Salah satu strategi pencegahan kasus korupsi yang ditekankan oleh pemerintah yakni deregulasi. Menurut Presiden, setiap regulasi ataupun aturan layaknya pisau bermata dua yang berpotensi menjadi objek transaksi dan objek korupsi. "Sekarang kita blak-blakan saja birokrasi cenderung terbitkan sebanyak mungkin peraturan, sebanyak mungkin izin, sebanyak mungkin syarat dan banyak sebetulnya yang sebelumnya itu syarat kemudian diubah jadi izin. Banyak sekali, sebetulnya hanya syarat tapi jadi izin," ungkap Jokowi.
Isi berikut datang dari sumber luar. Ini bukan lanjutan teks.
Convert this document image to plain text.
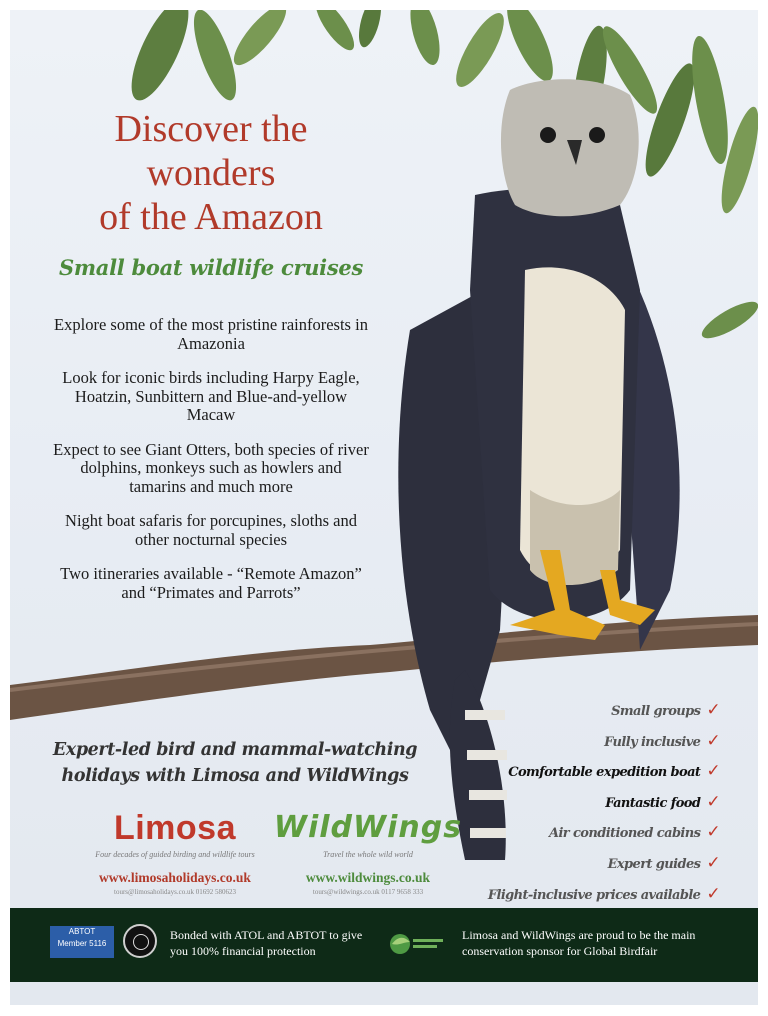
Discover the
wonders
of the Amazon
Small boat wildlife cruises

Explore some of the most pristine rainforests in Amazonia

Look for iconic birds including Harpy Eagle, Hoatzin, Sunbittern and Blue-and-yellow Macaw

Expect to see Giant Otters, both species of river dolphins, monkeys such as howlers and tamarins and much more

Night boat safaris for porcupines, sloths and other nocturnal species

Two itineraries available - “Remote Amazon” and “Primates and Parrots”

Expert-led bird and mammal-watching holidays with Limosa and WildWings
Limosa
Four decades of guided birding and wildlife tours
www.limosaholidays.co.uk
tours@limosaholidays.co.uk 01692 580623
WildWings
Travel the whole wild world
www.wildwings.co.uk
tours@wildwings.co.uk 0117 9658 333
Small groups ✓
Fully inclusive ✓
Comfortable expedition boat ✓
Fantastic food ✓
Air conditioned cabins ✓
Expert guides ✓
Flight-inclusive prices available ✓
ABTOT
Member 5116
Bonded with ATOL and ABTOT to give you 100% financial protection
Limosa and WildWings are proud to be the main conservation sponsor for Global Birdfair
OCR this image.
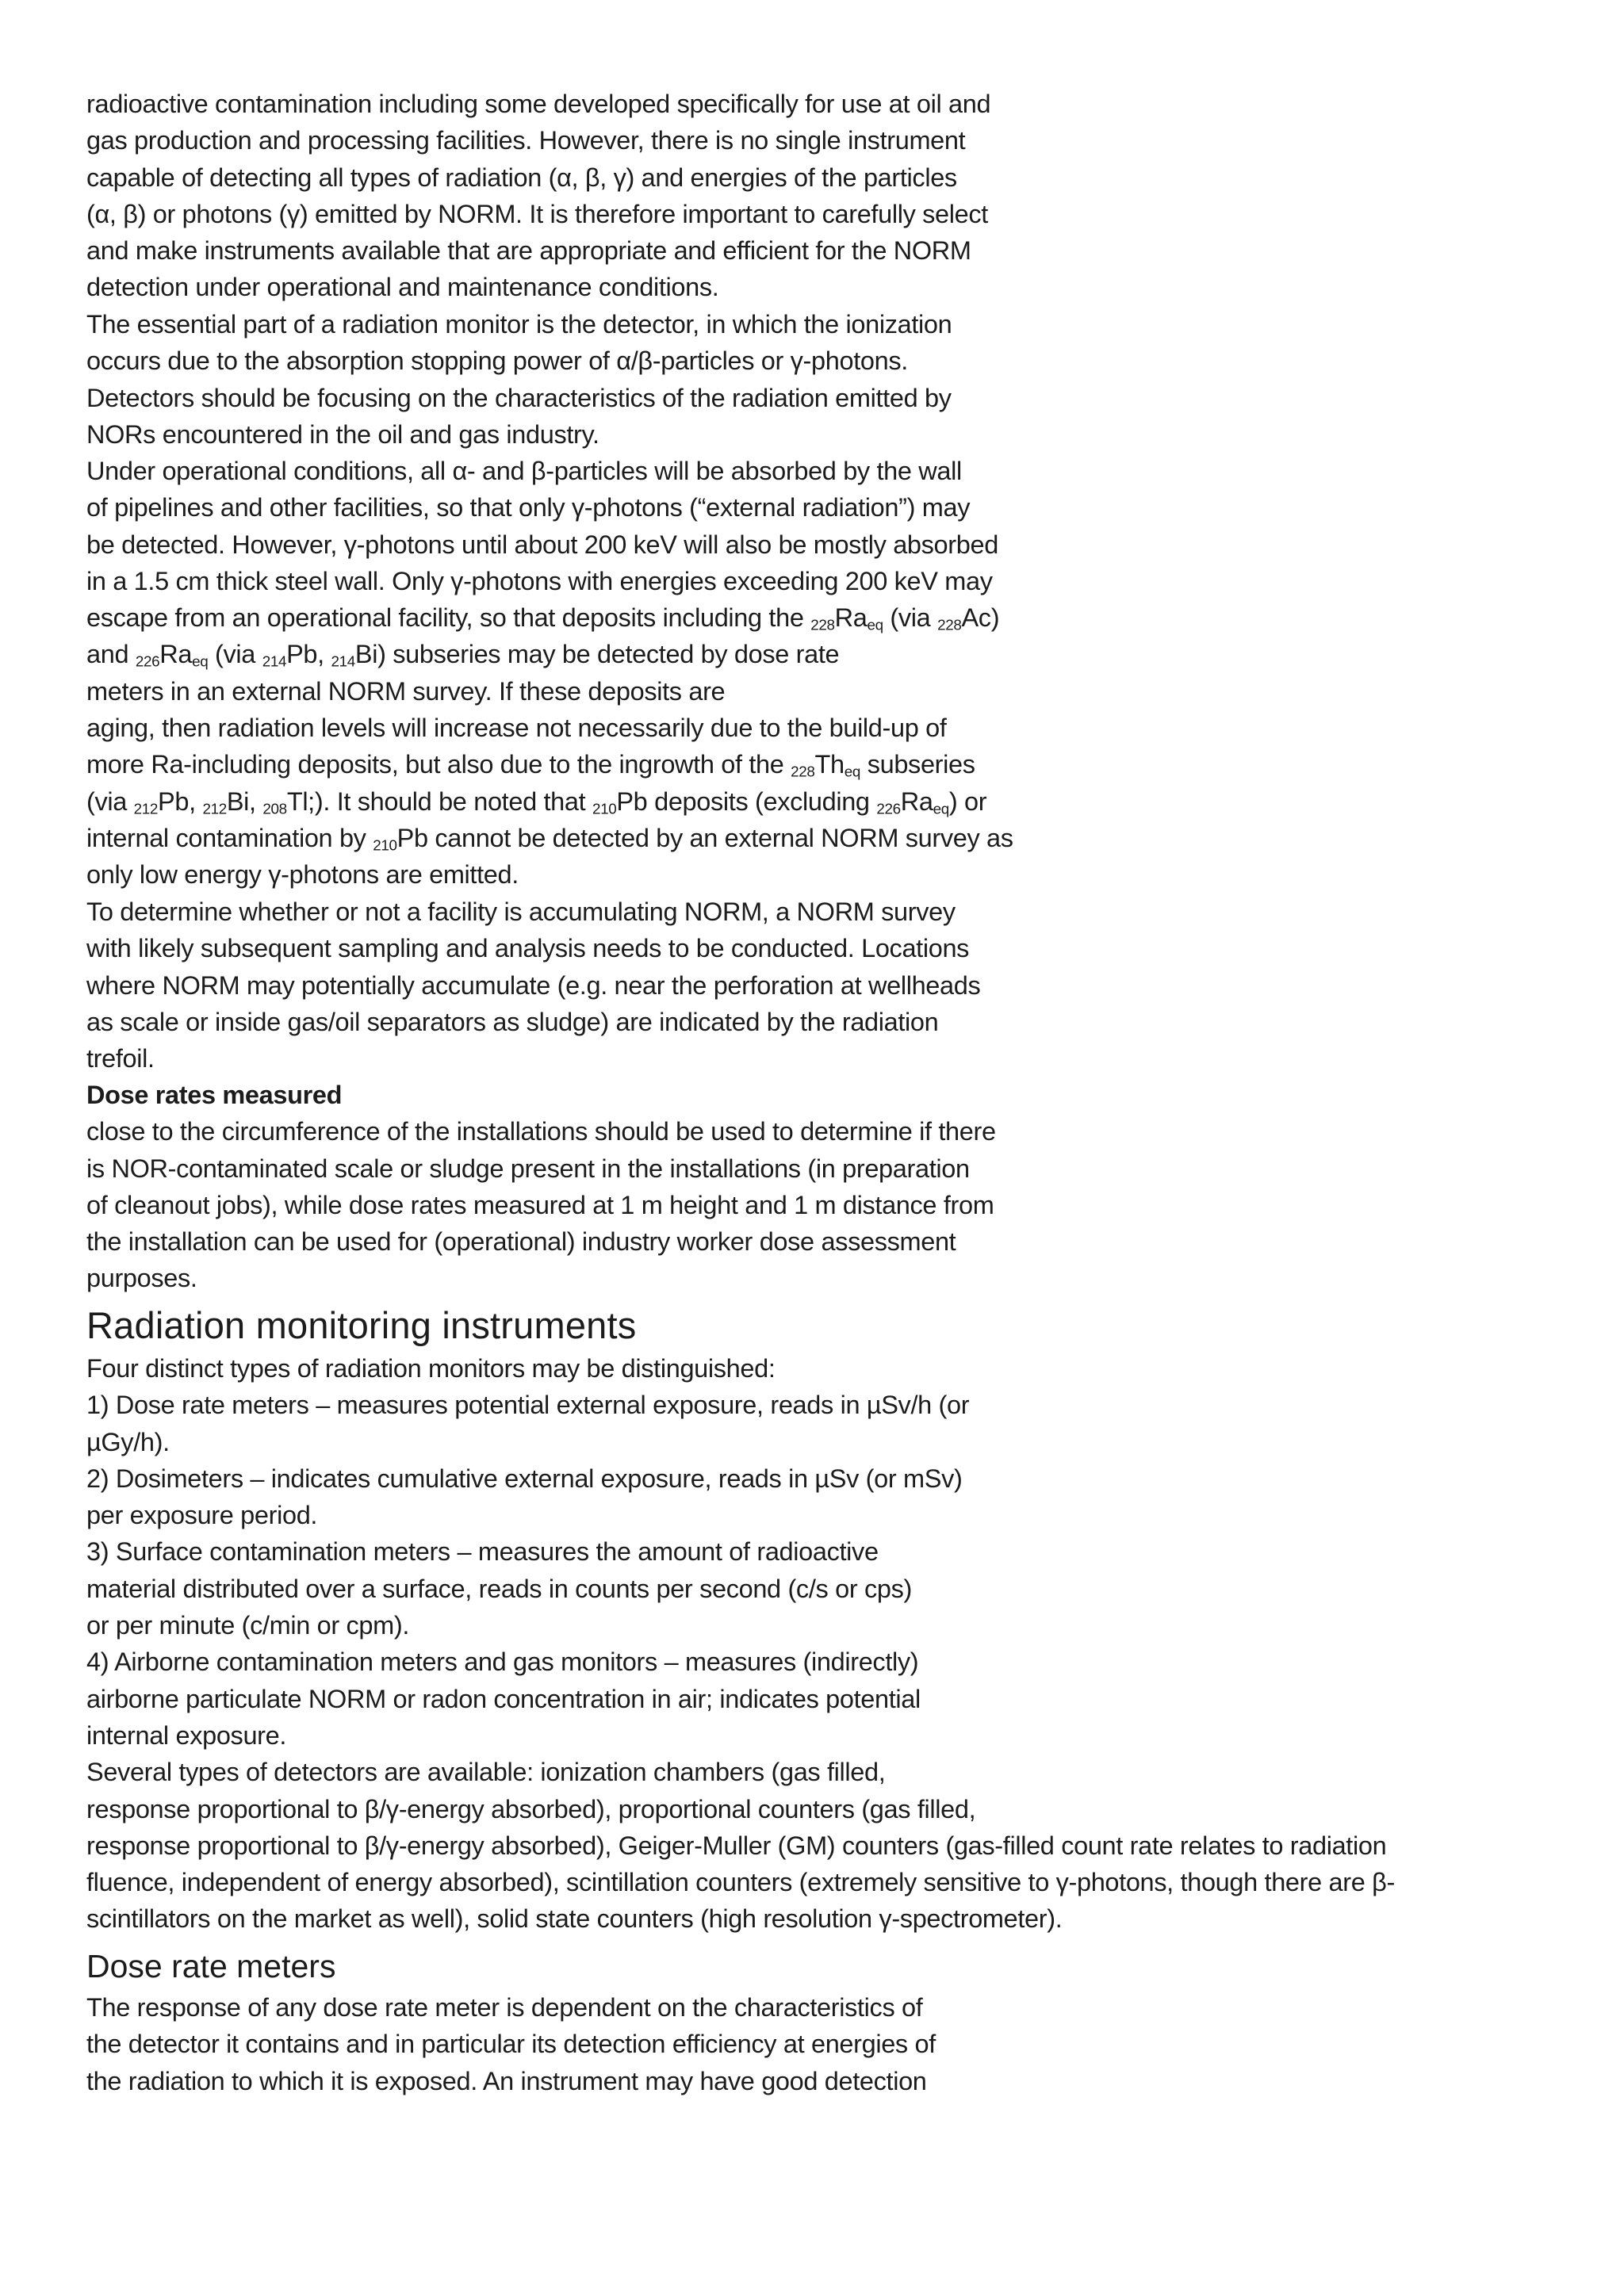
radioactive contamination including some developed specifically for use at oil and
gas production and processing facilities. However, there is no single instrument
capable of detecting all types of radiation (α, β, γ) and energies of the particles
(α, β) or photons (γ) emitted by NORM. It is therefore important to carefully select
and make instruments available that are appropriate and efficient for the NORM
detection under operational and maintenance conditions.
The essential part of a radiation monitor is the detector, in which the ionization
occurs due to the absorption stopping power of α/β-particles or γ-photons.
Detectors should be focusing on the characteristics of the radiation emitted by
NORs encountered in the oil and gas industry.
Under operational conditions, all α- and β-particles will be absorbed by the wall
of pipelines and other facilities, so that only γ-photons (“external radiation”) may
be detected. However, γ-photons until about 200 keV will also be mostly absorbed
in a 1.5 cm thick steel wall. Only γ-photons with energies exceeding 200 keV may
escape from an operational facility, so that deposits including the $_{228}Ra_{eq}$ (via $_{228}$Ac)
and $_{226}Ra_{eq}$ (via $_{214}$Pb, $_{214}$Bi) subseries may be detected by dose rate
meters in an external NORM survey. If these deposits are
aging, then radiation levels will increase not necessarily due to the build-up of
more Ra-including deposits, but also due to the ingrowth of the $_{228}Th_{eq}$ subseries
(via $_{212}$Pb, $_{212}$Bi, $_{208}$Tl;). It should be noted that $_{210}$Pb deposits (excluding $_{226}Ra_{eq}$) or
internal contamination by $_{210}$Pb cannot be detected by an external NORM survey as
only low energy γ-photons are emitted.
To determine whether or not a facility is accumulating NORM, a NORM survey
with likely subsequent sampling and analysis needs to be conducted. Locations
where NORM may potentially accumulate (e.g. near the perforation at wellheads
as scale or inside gas/oil separators as sludge) are indicated by the radiation
trefoil.
Dose rates measured
close to the circumference of the installations should be used to determine if there
is NOR-contaminated scale or sludge present in the installations (in preparation
of cleanout jobs), while dose rates measured at 1 m height and 1 m distance from
the installation can be used for (operational) industry worker dose assessment
purposes.
Radiation monitoring instruments
Four distinct types of radiation monitors may be distinguished:
1) Dose rate meters – measures potential external exposure, reads in µSv/h (or
µGy/h).
2) Dosimeters – indicates cumulative external exposure, reads in µSv (or mSv)
per exposure period.
3) Surface contamination meters – measures the amount of radioactive
material distributed over a surface, reads in counts per second (c/s or cps)
or per minute (c/min or cpm).
4) Airborne contamination meters and gas monitors – measures (indirectly)
airborne particulate NORM or radon concentration in air; indicates potential
internal exposure.
Several types of detectors are available: ionization chambers (gas filled,
response proportional to β/γ-energy absorbed), proportional counters (gas filled,
response proportional to β/γ-energy absorbed), Geiger-Muller (GM) counters (gas-filled count rate relates to radiation
fluence, independent of energy absorbed), scintillation counters (extremely sensitive to γ-photons, though there are β-
scintillators on the market as well), solid state counters (high resolution γ-spectrometer).
Dose rate meters
The response of any dose rate meter is dependent on the characteristics of
the detector it contains and in particular its detection efficiency at energies of
the radiation to which it is exposed. An instrument may have good detection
Menurut dia, aturan perizinan di Indonesia saat ini jumlahnya sudah mencapai ratusan yang nanti pada akhirnya aturan tersebut sangat potensial untuk dijadikan sebagai alat pemerasan dan alat transaksi. Jokowi pun meminta agar pemerintah baik pusat maupun daerah menghentikan sistem tersebut serta memangkas regulasi yang justru membebankan masyarakat dan juga berpengaruh terhadap dunia usaha.

"Saya kira cara-cara seperti ini tidak boleh kita teruskan, tidak boleh kita biarkan dan jangan lagi diberi kesempatan. Semua kementerian, gubernur bupati walikota, pangkas itu yang namanya regulasi, aturan, perizinan, persyaratan yang memberikan beban ke masyrakat," jelas Presiden.
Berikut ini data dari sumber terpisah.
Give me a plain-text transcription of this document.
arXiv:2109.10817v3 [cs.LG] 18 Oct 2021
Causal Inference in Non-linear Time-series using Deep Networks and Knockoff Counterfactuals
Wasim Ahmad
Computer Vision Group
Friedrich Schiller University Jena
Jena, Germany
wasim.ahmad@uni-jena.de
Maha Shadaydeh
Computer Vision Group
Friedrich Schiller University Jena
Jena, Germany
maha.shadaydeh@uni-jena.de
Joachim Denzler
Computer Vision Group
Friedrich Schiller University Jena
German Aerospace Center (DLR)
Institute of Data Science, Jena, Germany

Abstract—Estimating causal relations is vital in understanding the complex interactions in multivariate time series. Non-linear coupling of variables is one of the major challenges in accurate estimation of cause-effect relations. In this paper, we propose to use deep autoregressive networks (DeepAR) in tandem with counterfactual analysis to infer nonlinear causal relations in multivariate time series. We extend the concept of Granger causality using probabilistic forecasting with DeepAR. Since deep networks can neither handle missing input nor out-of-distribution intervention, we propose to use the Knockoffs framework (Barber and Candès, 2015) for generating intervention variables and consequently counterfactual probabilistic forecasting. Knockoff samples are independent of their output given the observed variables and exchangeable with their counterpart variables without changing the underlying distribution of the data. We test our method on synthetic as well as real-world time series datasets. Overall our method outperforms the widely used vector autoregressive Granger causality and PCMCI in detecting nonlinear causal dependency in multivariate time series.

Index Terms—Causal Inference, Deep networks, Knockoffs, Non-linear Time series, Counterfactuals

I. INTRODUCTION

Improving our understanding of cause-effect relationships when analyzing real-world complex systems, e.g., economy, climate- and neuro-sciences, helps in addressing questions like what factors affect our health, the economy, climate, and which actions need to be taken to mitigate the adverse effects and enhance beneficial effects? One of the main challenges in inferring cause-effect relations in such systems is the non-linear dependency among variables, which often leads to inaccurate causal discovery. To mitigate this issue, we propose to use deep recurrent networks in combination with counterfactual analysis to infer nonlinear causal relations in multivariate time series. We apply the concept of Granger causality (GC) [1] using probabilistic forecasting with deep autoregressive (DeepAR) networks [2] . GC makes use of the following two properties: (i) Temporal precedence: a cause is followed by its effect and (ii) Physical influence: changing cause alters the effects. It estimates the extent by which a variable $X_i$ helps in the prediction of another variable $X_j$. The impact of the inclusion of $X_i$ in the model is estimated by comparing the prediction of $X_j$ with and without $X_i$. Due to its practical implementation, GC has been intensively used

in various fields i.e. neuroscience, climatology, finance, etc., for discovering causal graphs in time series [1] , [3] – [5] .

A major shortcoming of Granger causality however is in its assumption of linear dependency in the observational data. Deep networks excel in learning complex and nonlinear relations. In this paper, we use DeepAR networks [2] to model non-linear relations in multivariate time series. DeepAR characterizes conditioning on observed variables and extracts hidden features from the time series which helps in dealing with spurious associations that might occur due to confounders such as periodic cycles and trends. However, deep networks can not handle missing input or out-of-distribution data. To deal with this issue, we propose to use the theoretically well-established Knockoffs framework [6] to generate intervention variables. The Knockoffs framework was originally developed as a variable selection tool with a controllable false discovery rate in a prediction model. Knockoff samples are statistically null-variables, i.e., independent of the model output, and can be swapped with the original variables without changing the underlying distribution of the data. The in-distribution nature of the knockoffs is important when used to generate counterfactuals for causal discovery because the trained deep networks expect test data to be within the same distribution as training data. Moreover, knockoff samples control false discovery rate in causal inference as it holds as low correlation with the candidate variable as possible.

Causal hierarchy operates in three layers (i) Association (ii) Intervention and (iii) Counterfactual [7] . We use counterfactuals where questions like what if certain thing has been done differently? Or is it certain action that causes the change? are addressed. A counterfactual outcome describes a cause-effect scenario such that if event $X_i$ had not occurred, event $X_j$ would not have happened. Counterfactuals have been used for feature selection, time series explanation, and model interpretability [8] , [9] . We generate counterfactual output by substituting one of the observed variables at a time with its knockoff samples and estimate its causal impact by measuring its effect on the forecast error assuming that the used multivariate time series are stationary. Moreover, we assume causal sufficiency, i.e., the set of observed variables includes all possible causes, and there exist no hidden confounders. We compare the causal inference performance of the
Ia pun meminta agar birokrasi tak lagi memperumit dunia usaha dan juga masyarakat. Pembuatan aturan-aturan tersebut juga berdampak pada produktivitas para pejabat pemerintah.

Jokowi mengatakan sebanyak 42 ribu aturan pun harus dipangkas. Ia mengaku geram dengan adanya aturan-aturan dan layanan administrasi yang justru memperumit masyarakat serta berpotensi terjadi pungutan liar dan alat pemerasan. "Menjengkelkan setiap bergerak ada aturannya, ada izinnya, ada persyaratannya.... Jangan lagi jadi alat pemerasan, pemungutan liar, tidak boleh ada lagi yang ngejelimet-ngejelimet ruwet-ruwet (rumit)," kata Presiden.

Karena itu, ia pun menginstruksikan agar transparansi, kecepatan, penyerdehanaan aturan harus ditingkatkan. Ia mencontohkan, saat ini Pelayanan Terpadu Satu Pintu (PTSP) pun sudah diterapkan di Badan Koordinasi Penanaman Modal (BKPM) sejak 2015. Sehingga pengurusan izin dapat dilakukan dalam waktu tiga jam. "Kita ini bisa kalau dipaksa diinjak sedikit nyatanya bisa tapi ya itu harus dipaksa dan diinjak kalau hanya disuruh apalagi dihimbau ya sudah," kata dia.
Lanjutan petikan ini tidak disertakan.